The prize was established through the generosity of Terry McGuire, Thayer ’82, and Carolyn Carr McGuire, Tuck ’83. Last year the couple presented the inaugural prize to structural biologist Jason McLellan, whose groundbreaking coronavirus research—conducted while he was at the Geisel School of Medicine—laid the foundation for COVID-19 vaccines. McLellan is now the Robert A. Welch Chair in Chemistry at the University of Texas at Austin.

“The McGuire Family Prize recognizes those who are dedicated to making a difference. There could be no better example of what it means for a scientist to answer the call to lead,” President Philip J. Hanlon ’77 said of McLellan last year.

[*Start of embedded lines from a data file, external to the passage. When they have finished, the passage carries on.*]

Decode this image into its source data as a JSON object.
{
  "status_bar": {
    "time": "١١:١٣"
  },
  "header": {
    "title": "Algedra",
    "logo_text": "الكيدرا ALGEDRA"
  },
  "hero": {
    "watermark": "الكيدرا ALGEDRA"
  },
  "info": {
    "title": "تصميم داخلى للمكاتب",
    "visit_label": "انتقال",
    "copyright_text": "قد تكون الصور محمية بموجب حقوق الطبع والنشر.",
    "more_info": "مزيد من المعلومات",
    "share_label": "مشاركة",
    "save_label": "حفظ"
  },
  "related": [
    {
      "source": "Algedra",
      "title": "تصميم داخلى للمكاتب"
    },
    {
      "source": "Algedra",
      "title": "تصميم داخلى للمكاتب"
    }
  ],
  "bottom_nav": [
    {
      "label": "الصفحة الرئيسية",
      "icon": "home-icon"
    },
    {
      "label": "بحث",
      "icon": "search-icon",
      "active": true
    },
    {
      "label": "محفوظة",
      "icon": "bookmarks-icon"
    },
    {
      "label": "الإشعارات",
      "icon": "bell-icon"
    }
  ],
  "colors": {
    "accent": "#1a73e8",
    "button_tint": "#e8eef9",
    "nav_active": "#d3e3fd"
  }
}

The prize can be awarded to any member of the Dartmouth community—a student, faculty, or staff member, alums, or friends of Dartmouth. It can also be posthumously awarded.

The selection process, rules, and criteria are at the discretion of President Hanlon or his designee and the prize selection committee. Nominations should be submitted using the McGuire Prize nomination form.

Psychological and brain sciences professor Thalia Wheatley, the Lincoln Filene Professor in Human Relations, is chairing the prize selection committee this year. Also on the committee are alumnus Scott Brown ’78, a partner and founder of the firm New Energy Capital; Sydney Finkelstein, the Steven Roth Professor of Management at the Tuck School of Business; Lorie Loeb, a computer science professor; Mathieu Morlighem, the Evans Family Distinguished Professor of Earth Sciences; and Sandra Wong, the William N. and Bessie Allyn Professor of Surgery at the Geisel School of Medicine.